Train-riders gang linked to Kansas murder
Authorities say boxcar transients roam the rails, committing violent crimes nationwide
Their name sounds innocent enough: Freight Train Riders of America.
But some law enforcement officers who have traced their activities also know them as the “boxcar killers,” and at least one murder in Kansas in the past seven years was committed by one of them.
“It’s like being in a street gang,” said Kansas City, Mo., homicide detective Everett Babcock. “FTRA gives them an identity.”
Since Nov. 9, 2001, when a transient was found slain along a Kansas City railway, Babcock had been looking for James Sali, a transient known to travel by hopping trains and believed to be a member of the train riders group.
Then, two weeks ago, Sali was featured on “America’s Most Wanted” television show and was soon captured after jumping off a freight train in New Orleans.
Sali later told reporters, “Make sure you put down the FTRA.”
In 1995, another suspected member killed a Virginian named Charles Boyd at Kanopolis Lake.

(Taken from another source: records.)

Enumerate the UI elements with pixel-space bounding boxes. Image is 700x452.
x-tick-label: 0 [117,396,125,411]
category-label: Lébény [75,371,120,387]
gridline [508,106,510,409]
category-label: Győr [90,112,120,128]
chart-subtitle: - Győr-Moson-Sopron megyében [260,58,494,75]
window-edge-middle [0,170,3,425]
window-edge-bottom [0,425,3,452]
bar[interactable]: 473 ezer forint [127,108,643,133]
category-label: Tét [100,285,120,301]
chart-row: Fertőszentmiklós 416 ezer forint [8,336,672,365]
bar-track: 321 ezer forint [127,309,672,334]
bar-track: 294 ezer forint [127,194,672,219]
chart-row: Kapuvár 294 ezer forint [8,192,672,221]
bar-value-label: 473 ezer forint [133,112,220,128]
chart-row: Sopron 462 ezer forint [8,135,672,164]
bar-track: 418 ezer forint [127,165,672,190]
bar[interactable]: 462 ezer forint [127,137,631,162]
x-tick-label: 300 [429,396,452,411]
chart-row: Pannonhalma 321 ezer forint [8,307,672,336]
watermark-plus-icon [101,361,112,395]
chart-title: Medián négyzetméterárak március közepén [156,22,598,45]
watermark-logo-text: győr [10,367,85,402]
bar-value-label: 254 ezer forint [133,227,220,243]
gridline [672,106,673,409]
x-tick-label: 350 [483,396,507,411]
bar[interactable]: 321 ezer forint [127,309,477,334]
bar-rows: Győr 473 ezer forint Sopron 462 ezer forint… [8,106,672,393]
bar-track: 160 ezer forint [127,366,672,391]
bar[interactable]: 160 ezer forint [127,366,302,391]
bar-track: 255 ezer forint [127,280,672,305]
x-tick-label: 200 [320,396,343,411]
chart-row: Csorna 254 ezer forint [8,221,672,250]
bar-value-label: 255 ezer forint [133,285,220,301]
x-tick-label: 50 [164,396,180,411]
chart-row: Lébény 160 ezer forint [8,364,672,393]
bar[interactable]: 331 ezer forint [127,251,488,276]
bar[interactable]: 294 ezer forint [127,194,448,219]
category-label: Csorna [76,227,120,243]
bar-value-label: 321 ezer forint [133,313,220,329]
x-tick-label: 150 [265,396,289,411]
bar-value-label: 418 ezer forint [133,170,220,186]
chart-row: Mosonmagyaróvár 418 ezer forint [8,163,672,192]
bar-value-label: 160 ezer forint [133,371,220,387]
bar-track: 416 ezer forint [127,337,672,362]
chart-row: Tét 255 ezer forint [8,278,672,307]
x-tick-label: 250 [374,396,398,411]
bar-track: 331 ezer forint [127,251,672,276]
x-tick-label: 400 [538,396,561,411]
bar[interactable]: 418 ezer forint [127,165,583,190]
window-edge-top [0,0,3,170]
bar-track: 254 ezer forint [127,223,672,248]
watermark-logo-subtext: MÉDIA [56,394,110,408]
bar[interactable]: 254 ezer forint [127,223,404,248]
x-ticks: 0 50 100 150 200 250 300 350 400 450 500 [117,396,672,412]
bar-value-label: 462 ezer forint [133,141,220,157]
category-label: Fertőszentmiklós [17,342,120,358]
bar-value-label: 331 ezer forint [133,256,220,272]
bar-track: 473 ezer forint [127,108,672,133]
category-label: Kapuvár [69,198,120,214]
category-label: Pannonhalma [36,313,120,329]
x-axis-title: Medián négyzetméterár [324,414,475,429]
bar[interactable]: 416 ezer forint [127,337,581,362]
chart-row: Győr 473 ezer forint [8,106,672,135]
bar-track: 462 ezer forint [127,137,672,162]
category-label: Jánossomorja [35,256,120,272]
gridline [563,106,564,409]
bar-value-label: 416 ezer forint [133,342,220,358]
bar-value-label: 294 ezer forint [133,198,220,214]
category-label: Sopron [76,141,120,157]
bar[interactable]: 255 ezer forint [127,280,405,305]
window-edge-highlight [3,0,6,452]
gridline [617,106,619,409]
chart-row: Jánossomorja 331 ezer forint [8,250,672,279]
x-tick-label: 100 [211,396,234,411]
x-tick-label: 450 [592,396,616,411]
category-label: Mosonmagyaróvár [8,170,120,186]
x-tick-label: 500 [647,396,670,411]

Kansas Bureau of Investigation agent Bruce Mellor worked with a Salem, Ore., detective and others to track down Robert Silveria.
“That was the first I’d heard of FTRA,” said Mellor, who works out of the KBI office in Great Bend.
Nobody knows how many FTRA members there might be. But they are reputed to be a group of hobo killers who primarily prey on other transients, robbing them for what they can get. Stolen identification is then used to obtain money and food.
The group is thought to have started in the 1980s as a brotherhood with racist overtones. And law enforcement agencies soon began taking a closer look at transients killed along railroads and in rail yards.
“A transient can be killed, and there isn’t usually any big public outcry,” Mellor said.
Silveria pleaded guilty to the Kanopolis murder as well as to three others, two in Oregon and one in Florida, Mellor said.
Searches for Silveria and Sali led investigators into the world of hobos. In Kansas City, a series of slayings of transients in the late 1990s and 2000 caused police to start studying the hobo community.
“We went down into the camps, and we got to know them pretty well,” Babcock said. “That was the first we heard about FTRA.”
Detectives later determined those deaths weren’t connected to FTRA, Babcock said.
That experience, however, helped detectives when it came time to investigate the death of the transient Sali is charged with killing. Police were told that a few months before the November 2001 slaying, there had been an FTRA convention in the Kansas City area, Babcock said.
In searching for Silveria, Mellor and Salem detective Mike Quakenbush visited the annual hobo convention in Britt, Iowa. They sought information about Silveria.
“That was very interesting,” Mellor said. “We walked in wearing jeans and T-shirts, and they knew right away we were cops.”
With a couple of exceptions, most of the hobos at the convention wouldn’t talk about Silveria or FTRA, Mellor said.
Eight months after the Kanopolis slaying, Silveria was arrested in Auburn, Calif., – carrying his victim’s credit card.
Unlike most of the other homicides, the Kanopolis case didn’t involve railroad tracks. The victim, Boyd, and Silveria met in El Paso, Tex. Boyd, described by Mellor as a Good Samaritan, recruited Silveria from a soup kitchen to help build a bunk house for a church.
Boyd and Silveria later left El Paso and ended up camping out at Kanopolis. Silveria then robbed and killed Boyd.
Mellor said he knew of no other cases in Kansas attributed to FTRA nor does he know of any remaining unsolved murder cases in which FTRA members might be suspects.